Saturday, December 17, 2011

poems to remember from 2011 -Day 1

Less than two weeks to go in this year! While i have been busy haiku-ing and haiga-ing, work has been piling up. Dust has gathered on the window-sills, there are cobwebs high up on the ceiling and soon there are going to be a couple more faces across the table and clamour for a few more dishes or dessert. Time to step back for a while , take a few deep breaths and get busy with the broom. And as i go about setting the house in order, i think it might be a good idea to go back over and share with you some of the beautiful poetry i have read this year. Like, I bring you here two or three poems everyday throughout the remainder of this month. Most of them will be haiku, maybe some tanka, and a few might be even longer poems.Not all of them will have been written this year (though the majority will be), only those i have READ this year.Many of you will have read them before, but there is no harm in going over them yet again and maybe it could help you make up your mind about which poems to nominate for the Touchstone awards, because as i said, a majority will be from the various journals and blogs of this year!

So shall we begin today?

Let's say today's theme is "love" or "love gone wrong", whichever way you'd like to look at it.

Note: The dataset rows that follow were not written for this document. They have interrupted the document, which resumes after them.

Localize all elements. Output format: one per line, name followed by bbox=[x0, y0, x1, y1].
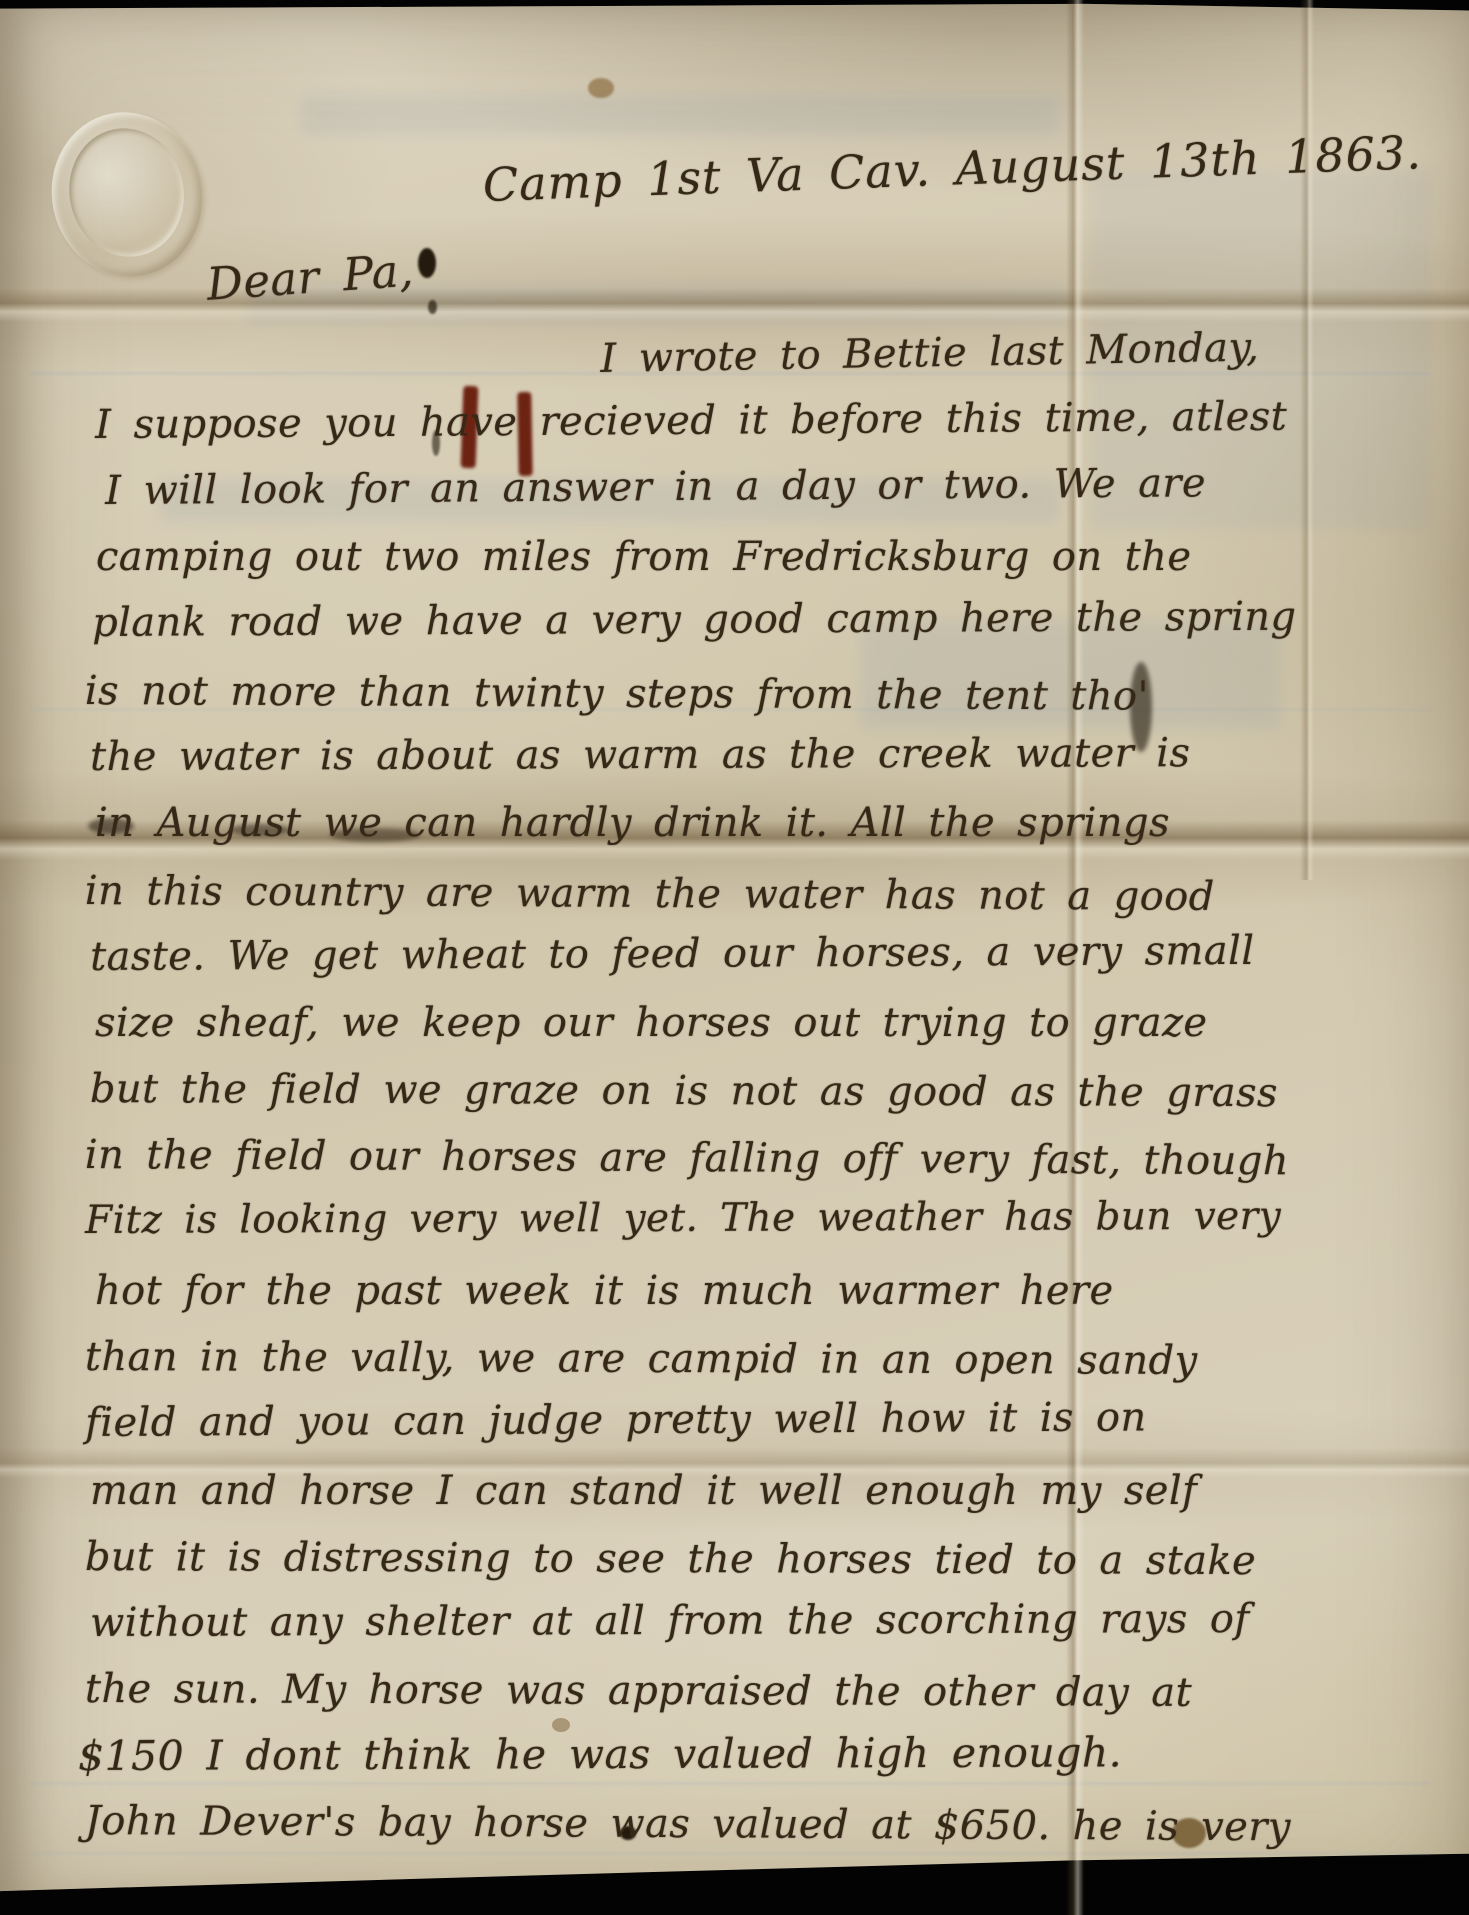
letter-line: $150 I dont think he was valued high eno… bbox=[78, 1728, 1122, 1780]
letter-line: I suppose you have recieved it before th… bbox=[95, 394, 1287, 448]
letter-line: size sheaf, we keep our horses out tryin… bbox=[95, 1000, 1208, 1046]
letter-line: but it is distressing to see the horses … bbox=[85, 1534, 1256, 1584]
letter-line: without any shelter at all from the scor… bbox=[90, 1596, 1250, 1646]
letter-line: hot for the past week it is much warmer … bbox=[95, 1268, 1114, 1314]
letter-line: the sun. My horse was appraised the othe… bbox=[85, 1666, 1192, 1716]
letter-line: plank road we have a very good camp here… bbox=[92, 594, 1297, 646]
scanned-letter-page: { "document": { "kind": "handwritten let… bbox=[0, 0, 1469, 1915]
letter-line: in this country are warm the water has n… bbox=[85, 868, 1215, 920]
letter-line: Fitz is looking very well yet. The weath… bbox=[85, 1194, 1281, 1243]
letter-line: taste. We get wheat to feed our horses, … bbox=[90, 928, 1255, 980]
letter-line: the water is about as warm as the creek … bbox=[90, 730, 1190, 780]
letter-line: in August we can hardly drink it. All th… bbox=[95, 800, 1170, 846]
letter-line: field and you can judge pretty well how … bbox=[85, 1394, 1147, 1446]
letter-line: but the field we graze on is not as good… bbox=[90, 1066, 1278, 1116]
letter-line: than in the vally, we are campid in an o… bbox=[85, 1334, 1198, 1384]
letter-line: camping out two miles from Fredricksburg… bbox=[96, 534, 1191, 580]
letter-line: is not more than twinty steps from the t… bbox=[85, 668, 1149, 720]
letter-line: in the field our horses are falling off … bbox=[85, 1132, 1289, 1184]
letter-line: man and horse I can stand it well enough… bbox=[90, 1468, 1197, 1514]
letter-line: John Dever's bay horse was valued at $65… bbox=[85, 1798, 1291, 1850]
letter-line: I will look for an answer in a day or tw… bbox=[105, 460, 1206, 514]
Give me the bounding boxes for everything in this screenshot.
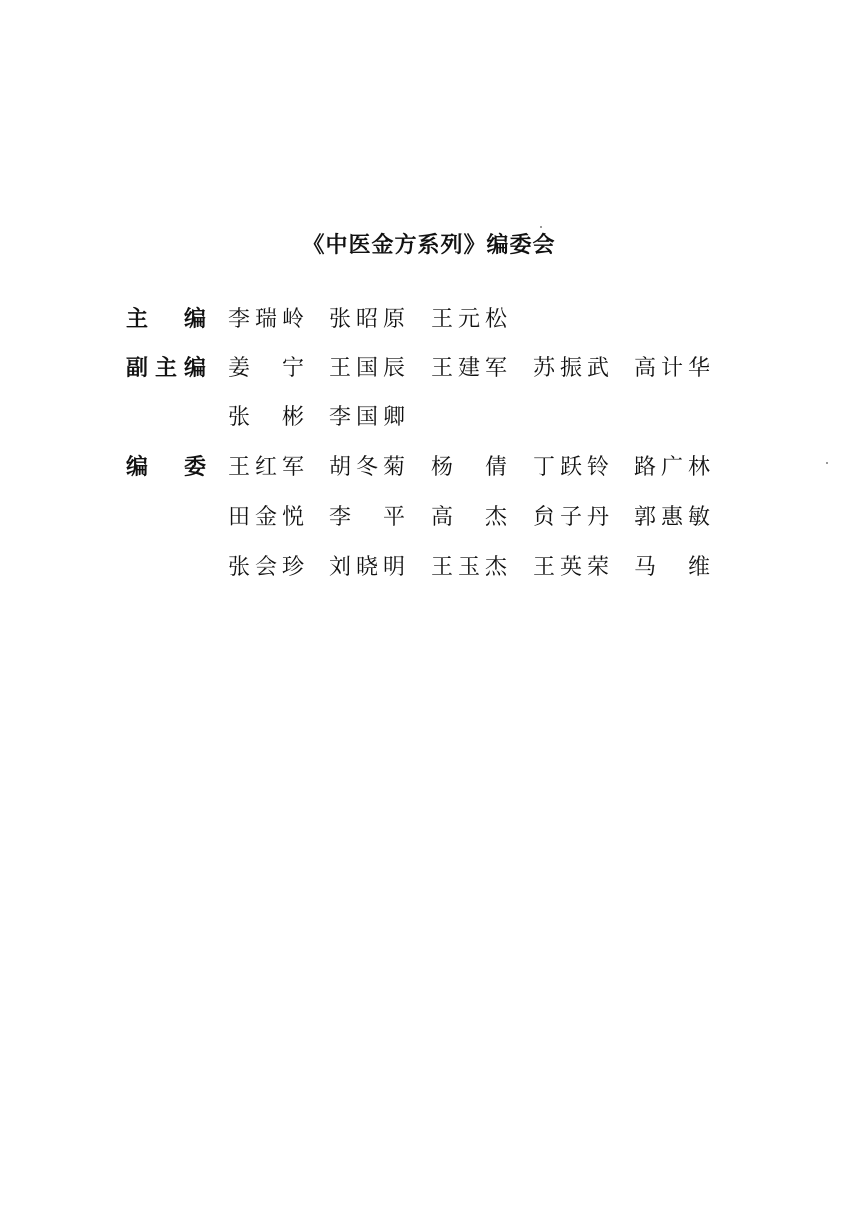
role-label: 编委 (126, 453, 206, 483)
member-name: 高杰 (431, 503, 507, 533)
member-name: 郭惠敏 (634, 503, 710, 533)
member-name: 王建军 (431, 354, 507, 384)
scan-speck (540, 226, 542, 228)
member-name: 王英荣 (533, 553, 609, 583)
member-name: 胡冬菊 (329, 453, 405, 483)
member-name: 李平 (329, 503, 405, 533)
member-name: 姜宁 (228, 354, 304, 384)
member-name: 王元松 (431, 305, 507, 335)
member-name: 贠子丹 (533, 503, 609, 533)
member-name: 苏振武 (533, 354, 609, 384)
scan-speck (826, 462, 828, 464)
member-name: 丁跃铃 (533, 453, 609, 483)
role-label: 副主编 (126, 354, 206, 384)
member-name: 高计华 (634, 354, 710, 384)
member-name: 张昭原 (329, 305, 405, 335)
member-name: 张会珍 (228, 553, 304, 583)
member-name: 路广林 (634, 453, 710, 483)
role-label: 主编 (126, 305, 206, 335)
member-name: 王国辰 (329, 354, 405, 384)
member-name: 马维 (634, 553, 710, 583)
member-name: 李国卿 (329, 403, 405, 433)
member-name: 张彬 (228, 403, 304, 433)
member-name: 田金悦 (228, 503, 304, 533)
committee-title: 《中医金方系列》编委会 (0, 228, 858, 259)
member-name: 王红军 (228, 453, 304, 483)
member-name: 杨倩 (431, 453, 507, 483)
member-name: 刘晓明 (329, 553, 405, 583)
member-name: 王玉杰 (431, 553, 507, 583)
member-name: 李瑞岭 (228, 305, 304, 335)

I start with a haiku/senryu from 'Frogpond'., 34.3, 2011



pinwheeling leaves
thirty-five years end
with the word amicable


Dave Baldwin





Vikram Seth, by his own admission, has been considered sort of a 'literary untouchable' because he writes poetry in rhyme and metre. But that has been no problem for me at least, and the next
poem, a slightly longer one, is by him.


Unclaimed


To make love with a stranger is the best.
There is no riddle and there is no test -


To lie and love,not aching to make sense
Of this night in the mesh of reference.


To touch,unclaimed by fear of imminent day,
And understand, as only strangers may.


To feel the beat of foreign heart to heart
Preferring neither to prolong nor part.


To rest within the unknown arms and know
That this is all there is; that this is so.


Vikram Seth




And finally, another one from Frogpond, 34.3 :




And yet
deep in the dewdrop
you



Michele Root-Bernstein








Vikram Seth is a noted poet, novelist, travel writer and the winner of Crossword Book award in 1999.